Pessoas desesperadas revirando o lixão
Em busca de um resto de alimento
Que pudesse vir a ser sustento
Nos lares devastados
Pelo desemprego e fome acentuados,
Causados por uma política que visa à supremacia,
Que quer praticar a eugenia,
Exterminando os negros, pobres e miseráveis
Para que os ricos mantenham seus privilégios inalienáveis.
As retinas cansadas do meu coração
Gritam alto contra essa abominação.
Pretendem-se cristãos
Mas é ao diabo que rendem devoção
Ao espalhar destruição ao bem que estava consolidado.
Pró-família dizem ser.
No entanto, seu proceder
Fora dos holofotes
Constitui-se por pacotes
De maldades e vilania,
Tão imbuído de demagogia
Que a revolta suscita,
A indignação incita
No povo já cansado
De dizer amém ao ser explorado.
JÉSSICA IANCOSKI
DEMOCRACIA ROÍDA
o cachorro
roendo o osso
estendido ao sol
coça o siso
dourando ao léu
seus olhos franzidos
de prazer
como fazem os homens
sem rostos sob o véu
que se sentam à mesa
roendo a carne
do pobre animal vil
inciso incestuoso
a agonia chamada
democracia
IAN ANDERSON GOMES DIAS
O CASO DA FILA
Mãe, tenho fome.
Eu sei minha filha, continue na fila.
Mãe, que fila é essa?
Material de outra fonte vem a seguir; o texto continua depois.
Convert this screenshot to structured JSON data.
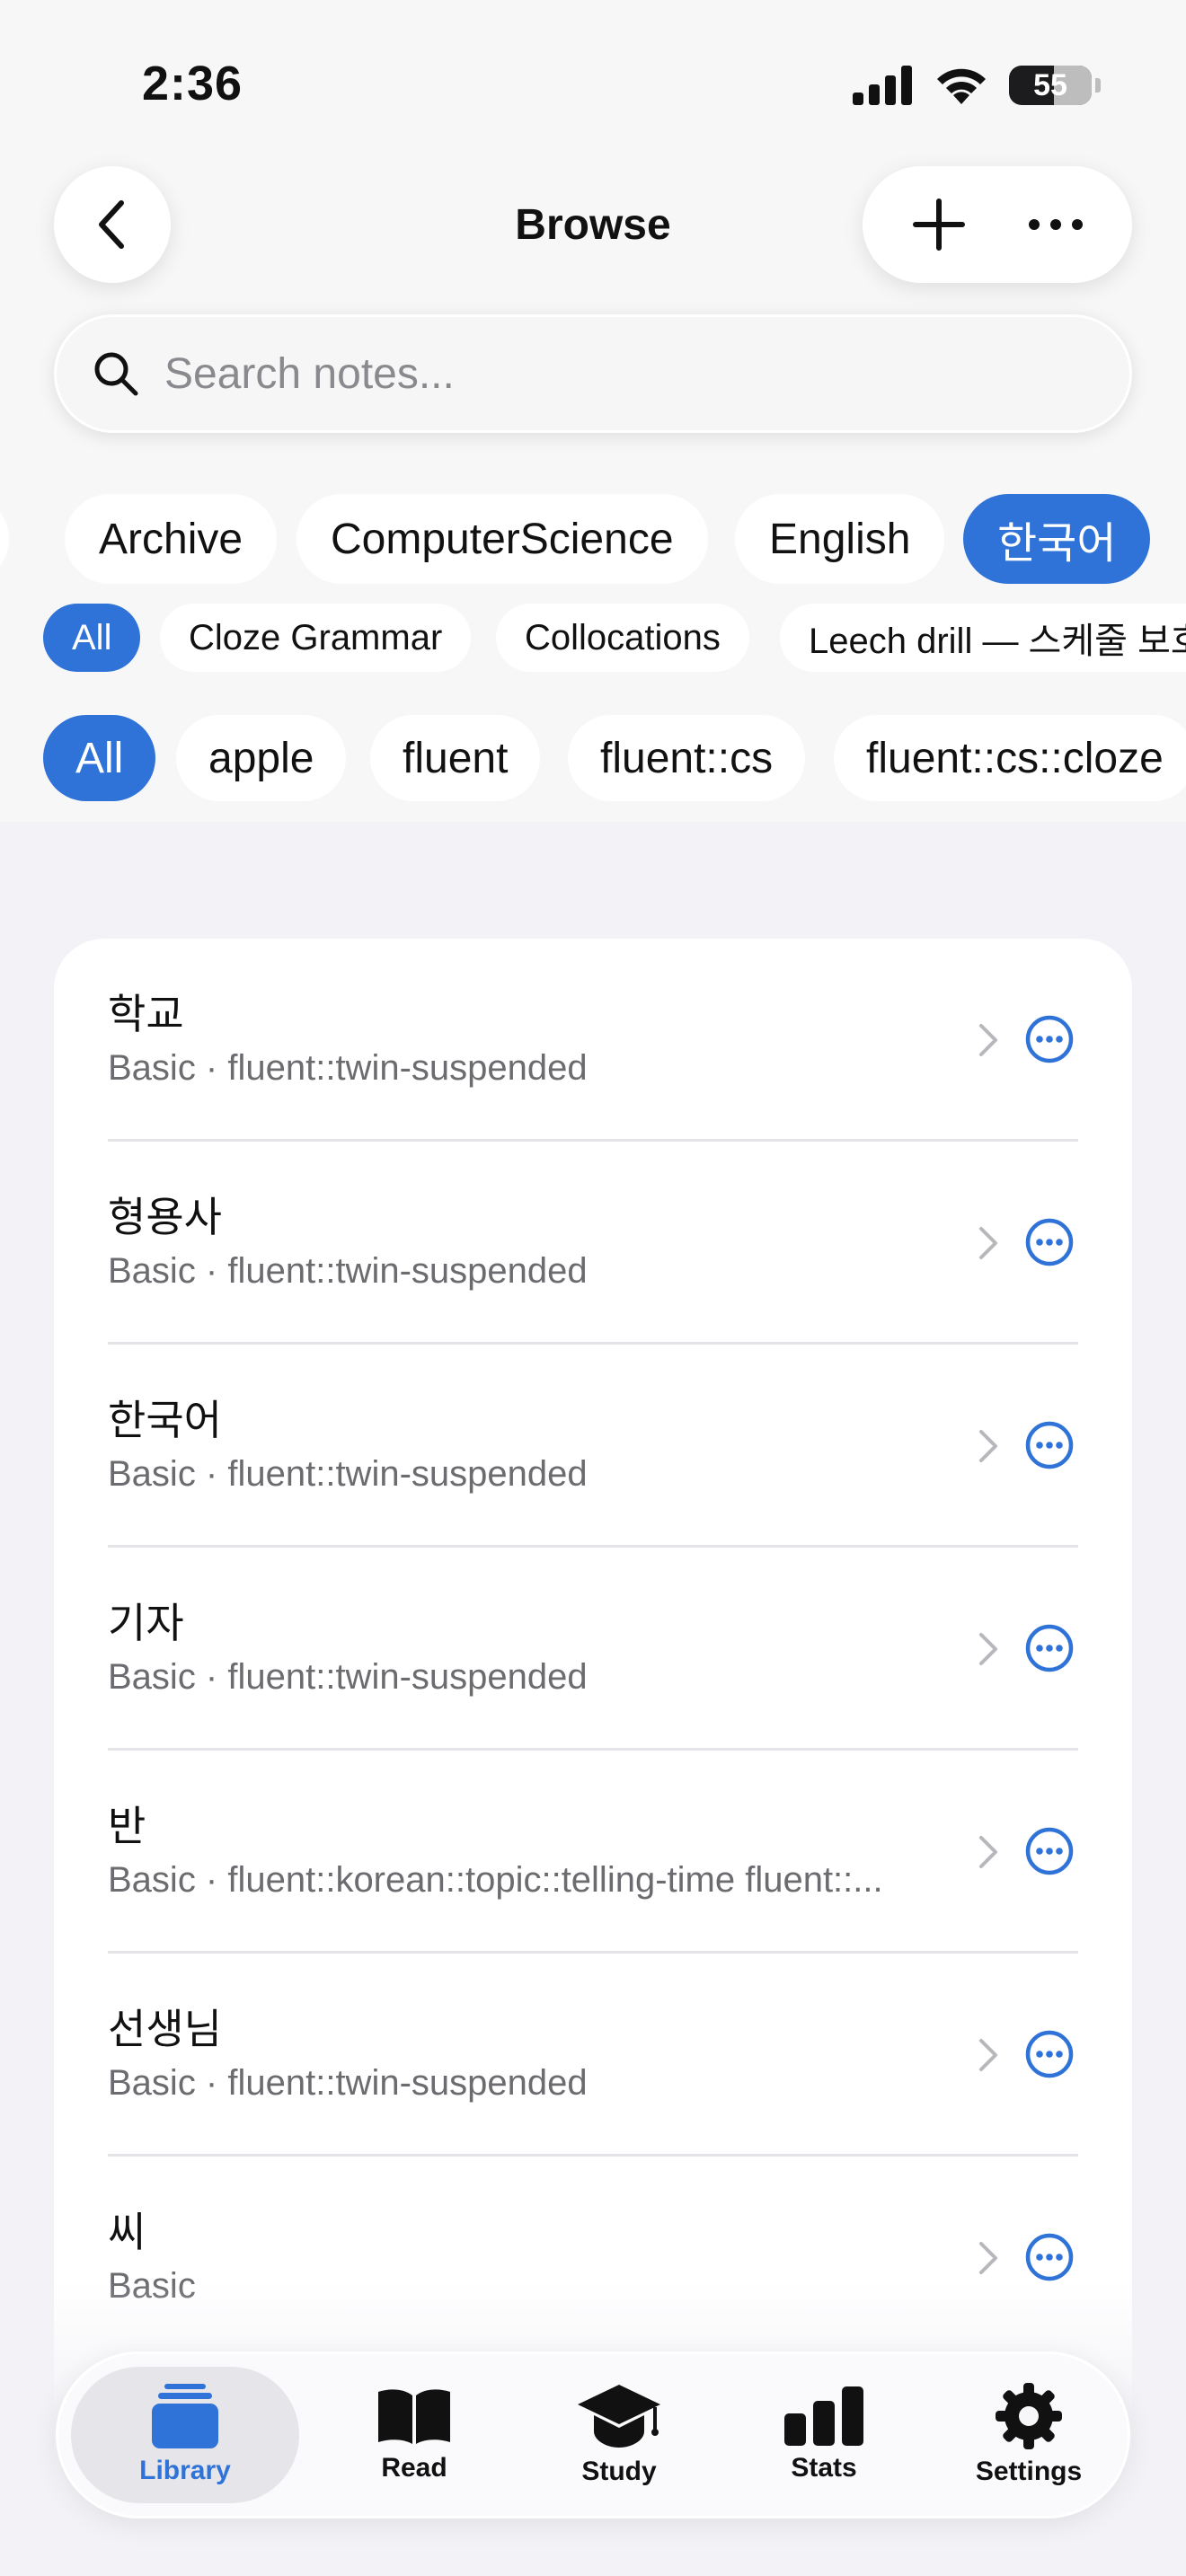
{
  "status_bar": {
    "time": "2:36",
    "battery": "55"
  },
  "header": {
    "title": "Browse"
  },
  "search": {
    "placeholder": "Search notes..."
  },
  "deck_chips": [
    {
      "label": "l",
      "active": false
    },
    {
      "label": "Archive",
      "active": false
    },
    {
      "label": "ComputerScience",
      "active": false
    },
    {
      "label": "English",
      "active": false
    },
    {
      "label": "한국어",
      "active": true
    }
  ],
  "notetype_chips": [
    {
      "label": "All",
      "active": true
    },
    {
      "label": "Cloze Grammar",
      "active": false
    },
    {
      "label": "Collocations",
      "active": false
    },
    {
      "label": "Leech drill — 스케줄 보호",
      "active": false
    }
  ],
  "tag_chips": [
    {
      "label": "All",
      "active": true
    },
    {
      "label": "apple",
      "active": false
    },
    {
      "label": "fluent",
      "active": false
    },
    {
      "label": "fluent::cs",
      "active": false
    },
    {
      "label": "fluent::cs::cloze",
      "active": false
    }
  ],
  "notes": [
    {
      "title": "학교",
      "subtitle": "Basic · fluent::twin-suspended"
    },
    {
      "title": "형용사",
      "subtitle": "Basic · fluent::twin-suspended"
    },
    {
      "title": "한국어",
      "subtitle": "Basic · fluent::twin-suspended"
    },
    {
      "title": "기자",
      "subtitle": "Basic · fluent::twin-suspended"
    },
    {
      "title": "반",
      "subtitle": "Basic · fluent::korean::topic::telling-time fluent::..."
    },
    {
      "title": "선생님",
      "subtitle": "Basic · fluent::twin-suspended"
    },
    {
      "title": "씨",
      "subtitle": "Basic"
    }
  ],
  "tabs": [
    {
      "label": "Library",
      "icon": "library-icon",
      "active": true
    },
    {
      "label": "Read",
      "icon": "book-icon",
      "active": false
    },
    {
      "label": "Study",
      "icon": "graduation-cap-icon",
      "active": false
    },
    {
      "label": "Stats",
      "icon": "bar-chart-icon",
      "active": false
    },
    {
      "label": "Settings",
      "icon": "gear-icon",
      "active": false
    }
  ],
  "colors": {
    "accent": "#2F73D8",
    "background": "#F2F2F7",
    "card": "#FFFFFF",
    "secondary_text": "#6B6B70"
  }
}
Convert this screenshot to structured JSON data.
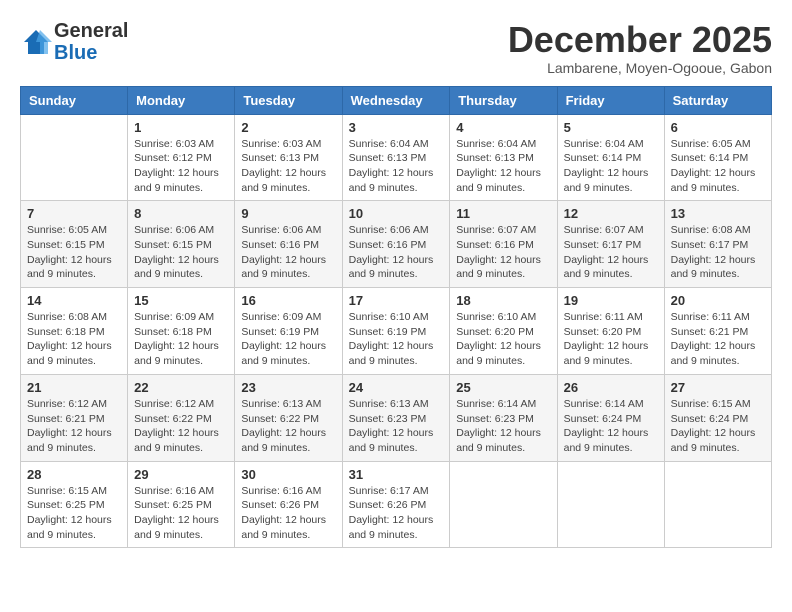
{
  "header": {
    "logo_general": "General",
    "logo_blue": "Blue",
    "month_title": "December 2025",
    "location": "Lambarene, Moyen-Ogooue, Gabon"
  },
  "days_of_week": [
    "Sunday",
    "Monday",
    "Tuesday",
    "Wednesday",
    "Thursday",
    "Friday",
    "Saturday"
  ],
  "weeks": [
    [
      {
        "day": "",
        "sunrise": "",
        "sunset": "",
        "daylight": ""
      },
      {
        "day": "1",
        "sunrise": "Sunrise: 6:03 AM",
        "sunset": "Sunset: 6:12 PM",
        "daylight": "Daylight: 12 hours and 9 minutes."
      },
      {
        "day": "2",
        "sunrise": "Sunrise: 6:03 AM",
        "sunset": "Sunset: 6:13 PM",
        "daylight": "Daylight: 12 hours and 9 minutes."
      },
      {
        "day": "3",
        "sunrise": "Sunrise: 6:04 AM",
        "sunset": "Sunset: 6:13 PM",
        "daylight": "Daylight: 12 hours and 9 minutes."
      },
      {
        "day": "4",
        "sunrise": "Sunrise: 6:04 AM",
        "sunset": "Sunset: 6:13 PM",
        "daylight": "Daylight: 12 hours and 9 minutes."
      },
      {
        "day": "5",
        "sunrise": "Sunrise: 6:04 AM",
        "sunset": "Sunset: 6:14 PM",
        "daylight": "Daylight: 12 hours and 9 minutes."
      },
      {
        "day": "6",
        "sunrise": "Sunrise: 6:05 AM",
        "sunset": "Sunset: 6:14 PM",
        "daylight": "Daylight: 12 hours and 9 minutes."
      }
    ],
    [
      {
        "day": "7",
        "sunrise": "Sunrise: 6:05 AM",
        "sunset": "Sunset: 6:15 PM",
        "daylight": "Daylight: 12 hours and 9 minutes."
      },
      {
        "day": "8",
        "sunrise": "Sunrise: 6:06 AM",
        "sunset": "Sunset: 6:15 PM",
        "daylight": "Daylight: 12 hours and 9 minutes."
      },
      {
        "day": "9",
        "sunrise": "Sunrise: 6:06 AM",
        "sunset": "Sunset: 6:16 PM",
        "daylight": "Daylight: 12 hours and 9 minutes."
      },
      {
        "day": "10",
        "sunrise": "Sunrise: 6:06 AM",
        "sunset": "Sunset: 6:16 PM",
        "daylight": "Daylight: 12 hours and 9 minutes."
      },
      {
        "day": "11",
        "sunrise": "Sunrise: 6:07 AM",
        "sunset": "Sunset: 6:16 PM",
        "daylight": "Daylight: 12 hours and 9 minutes."
      },
      {
        "day": "12",
        "sunrise": "Sunrise: 6:07 AM",
        "sunset": "Sunset: 6:17 PM",
        "daylight": "Daylight: 12 hours and 9 minutes."
      },
      {
        "day": "13",
        "sunrise": "Sunrise: 6:08 AM",
        "sunset": "Sunset: 6:17 PM",
        "daylight": "Daylight: 12 hours and 9 minutes."
      }
    ],
    [
      {
        "day": "14",
        "sunrise": "Sunrise: 6:08 AM",
        "sunset": "Sunset: 6:18 PM",
        "daylight": "Daylight: 12 hours and 9 minutes."
      },
      {
        "day": "15",
        "sunrise": "Sunrise: 6:09 AM",
        "sunset": "Sunset: 6:18 PM",
        "daylight": "Daylight: 12 hours and 9 minutes."
      },
      {
        "day": "16",
        "sunrise": "Sunrise: 6:09 AM",
        "sunset": "Sunset: 6:19 PM",
        "daylight": "Daylight: 12 hours and 9 minutes."
      },
      {
        "day": "17",
        "sunrise": "Sunrise: 6:10 AM",
        "sunset": "Sunset: 6:19 PM",
        "daylight": "Daylight: 12 hours and 9 minutes."
      },
      {
        "day": "18",
        "sunrise": "Sunrise: 6:10 AM",
        "sunset": "Sunset: 6:20 PM",
        "daylight": "Daylight: 12 hours and 9 minutes."
      },
      {
        "day": "19",
        "sunrise": "Sunrise: 6:11 AM",
        "sunset": "Sunset: 6:20 PM",
        "daylight": "Daylight: 12 hours and 9 minutes."
      },
      {
        "day": "20",
        "sunrise": "Sunrise: 6:11 AM",
        "sunset": "Sunset: 6:21 PM",
        "daylight": "Daylight: 12 hours and 9 minutes."
      }
    ],
    [
      {
        "day": "21",
        "sunrise": "Sunrise: 6:12 AM",
        "sunset": "Sunset: 6:21 PM",
        "daylight": "Daylight: 12 hours and 9 minutes."
      },
      {
        "day": "22",
        "sunrise": "Sunrise: 6:12 AM",
        "sunset": "Sunset: 6:22 PM",
        "daylight": "Daylight: 12 hours and 9 minutes."
      },
      {
        "day": "23",
        "sunrise": "Sunrise: 6:13 AM",
        "sunset": "Sunset: 6:22 PM",
        "daylight": "Daylight: 12 hours and 9 minutes."
      },
      {
        "day": "24",
        "sunrise": "Sunrise: 6:13 AM",
        "sunset": "Sunset: 6:23 PM",
        "daylight": "Daylight: 12 hours and 9 minutes."
      },
      {
        "day": "25",
        "sunrise": "Sunrise: 6:14 AM",
        "sunset": "Sunset: 6:23 PM",
        "daylight": "Daylight: 12 hours and 9 minutes."
      },
      {
        "day": "26",
        "sunrise": "Sunrise: 6:14 AM",
        "sunset": "Sunset: 6:24 PM",
        "daylight": "Daylight: 12 hours and 9 minutes."
      },
      {
        "day": "27",
        "sunrise": "Sunrise: 6:15 AM",
        "sunset": "Sunset: 6:24 PM",
        "daylight": "Daylight: 12 hours and 9 minutes."
      }
    ],
    [
      {
        "day": "28",
        "sunrise": "Sunrise: 6:15 AM",
        "sunset": "Sunset: 6:25 PM",
        "daylight": "Daylight: 12 hours and 9 minutes."
      },
      {
        "day": "29",
        "sunrise": "Sunrise: 6:16 AM",
        "sunset": "Sunset: 6:25 PM",
        "daylight": "Daylight: 12 hours and 9 minutes."
      },
      {
        "day": "30",
        "sunrise": "Sunrise: 6:16 AM",
        "sunset": "Sunset: 6:26 PM",
        "daylight": "Daylight: 12 hours and 9 minutes."
      },
      {
        "day": "31",
        "sunrise": "Sunrise: 6:17 AM",
        "sunset": "Sunset: 6:26 PM",
        "daylight": "Daylight: 12 hours and 9 minutes."
      },
      {
        "day": "",
        "sunrise": "",
        "sunset": "",
        "daylight": ""
      },
      {
        "day": "",
        "sunrise": "",
        "sunset": "",
        "daylight": ""
      },
      {
        "day": "",
        "sunrise": "",
        "sunset": "",
        "daylight": ""
      }
    ]
  ]
}
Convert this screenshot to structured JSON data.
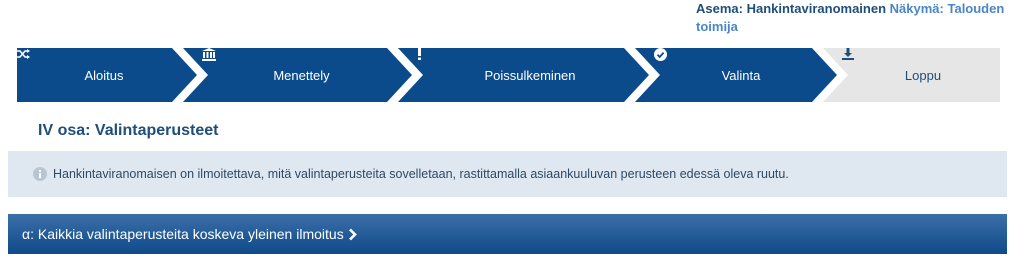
{
  "role": {
    "station_label": "Asema:",
    "station_value": "Hankintaviranomainen",
    "view_label": "Näkymä:",
    "view_value": "Talouden toimija"
  },
  "steps": [
    {
      "label": "Aloitus",
      "icon": "shuffle-icon",
      "state": "done"
    },
    {
      "label": "Menettely",
      "icon": "institution-icon",
      "state": "done"
    },
    {
      "label": "Poissulkeminen",
      "icon": "exclamation-icon",
      "state": "done"
    },
    {
      "label": "Valinta",
      "icon": "check-circle-icon",
      "state": "current"
    },
    {
      "label": "Loppu",
      "icon": "download-icon",
      "state": "inactive"
    }
  ],
  "colors": {
    "step_active": "#0b4a8b",
    "step_inactive": "#e6e6e6",
    "title": "#1f4e79",
    "info_bg": "#dfe8f0"
  },
  "section": {
    "title": "IV osa: Valintaperusteet"
  },
  "info": {
    "icon": "info-circle-icon",
    "text": "Hankintaviranomaisen on ilmoitettava, mitä valintaperusteita sovelletaan, rastittamalla asiaankuuluvan perusteen edessä oleva ruutu."
  },
  "accordion": {
    "label": "α: Kaikkia valintaperusteita koskeva yleinen ilmoitus",
    "icon": "chevron-right-icon"
  }
}
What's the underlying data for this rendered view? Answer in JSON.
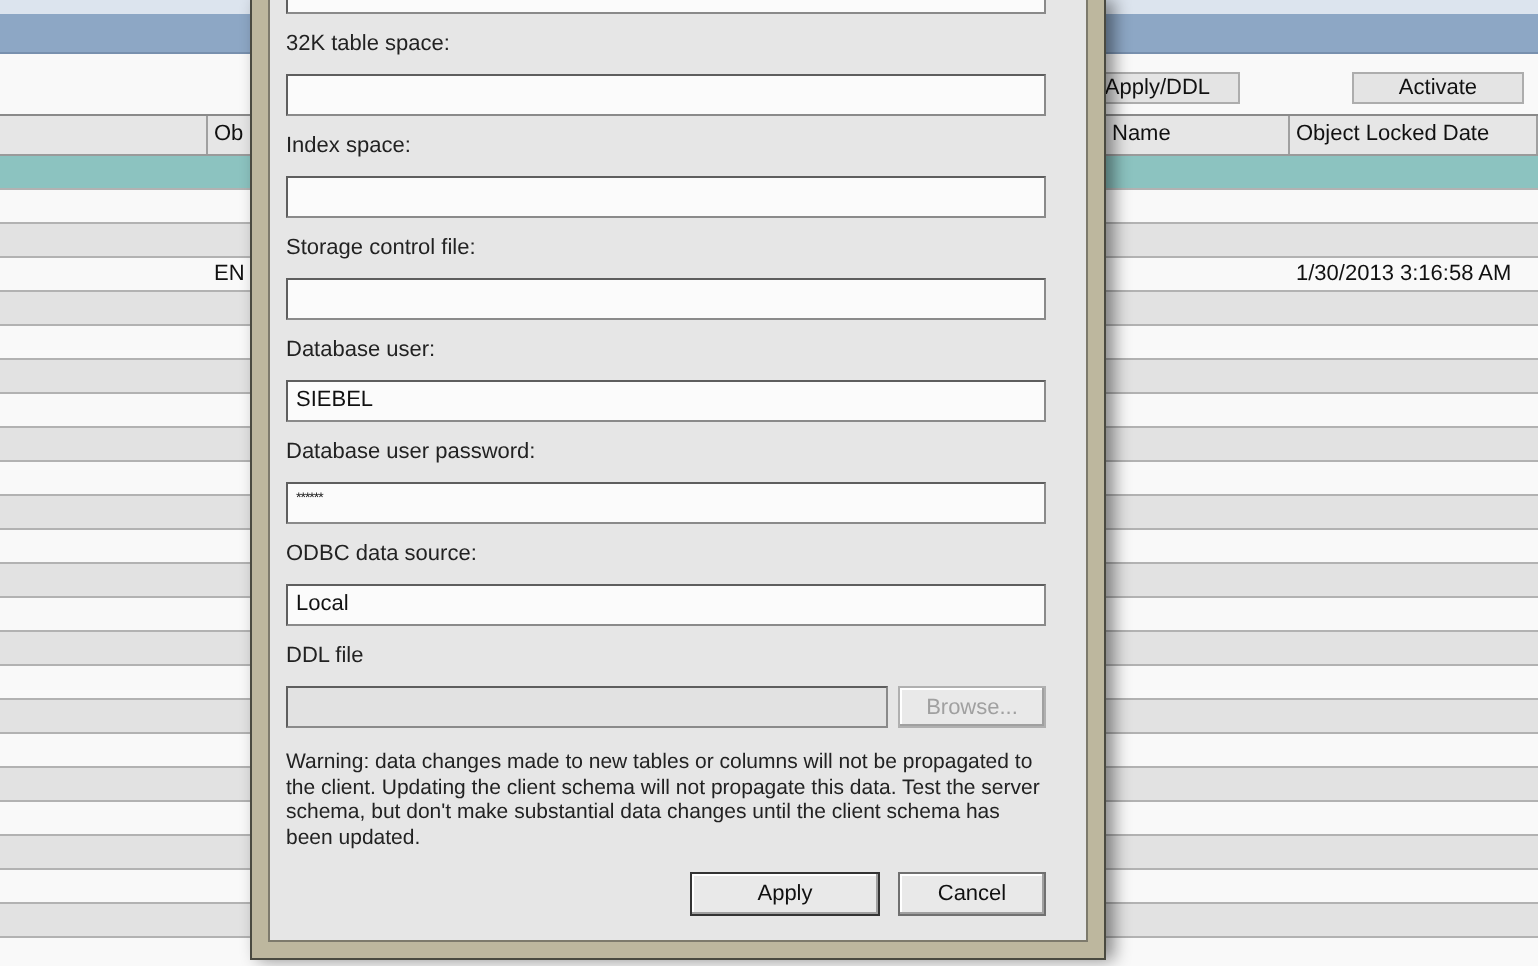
{
  "toolbar": {
    "buttons": [
      {
        "label": "Apply/DDL"
      },
      {
        "label": "Activate"
      }
    ]
  },
  "table": {
    "columns": [
      {
        "label": "Ob"
      },
      {
        "label": "Name"
      },
      {
        "label": "Object Locked Date"
      }
    ],
    "rows": [
      {
        "selected": true
      },
      {
        "selected": false
      },
      {
        "selected": false
      },
      {
        "selected": false,
        "ob": "EN",
        "object_locked_date": "1/30/2013 3:16:58 AM"
      },
      {
        "selected": false
      },
      {
        "selected": false
      },
      {
        "selected": false
      },
      {
        "selected": false
      },
      {
        "selected": false
      },
      {
        "selected": false
      },
      {
        "selected": false
      },
      {
        "selected": false
      },
      {
        "selected": false
      },
      {
        "selected": false
      },
      {
        "selected": false
      },
      {
        "selected": false
      },
      {
        "selected": false
      },
      {
        "selected": false
      },
      {
        "selected": false
      },
      {
        "selected": false
      },
      {
        "selected": false
      },
      {
        "selected": false
      },
      {
        "selected": false
      },
      {
        "selected": false
      }
    ]
  },
  "dialog": {
    "fields": [
      {
        "kind": "cut"
      },
      {
        "kind": "text",
        "label": "32K table space:"
      },
      {
        "kind": "text",
        "label": "Index space:"
      },
      {
        "kind": "text",
        "label": "Storage control file:"
      },
      {
        "kind": "text",
        "label": "Database user:",
        "value": "SIEBEL"
      },
      {
        "kind": "password",
        "label": "Database user password:",
        "value": "******"
      },
      {
        "kind": "text",
        "label": "ODBC data source:",
        "value": "Local"
      },
      {
        "kind": "file",
        "label": "DDL file",
        "disabled": true,
        "button": "Browse..."
      }
    ],
    "warning": "Warning: data changes made to new tables or columns will not be propagated to the client.  Updating the client schema will not propagate this data. Test the server schema, but don't make substantial data changes until the client schema has been updated.",
    "buttons": [
      {
        "label": "Apply"
      },
      {
        "label": "Cancel"
      }
    ]
  }
}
Onde ela leva?
Ela leva à comida, minha filha.
Mas porque há tanta gente na nossa frente?
Todo mundo tem de comer, minha filha.
Mas que cheiro é esse? Tudo aqui fede como aquela vez no lixão.
É o cheiro do caminhão que passou.
E o que havia no caminhão?
Comida, minha filha.
E é essa comida que vamos comer, mãe?
Se tivermos sorte.
Quem nos dá essa comida é maldoso de nos fazer esperar no sol.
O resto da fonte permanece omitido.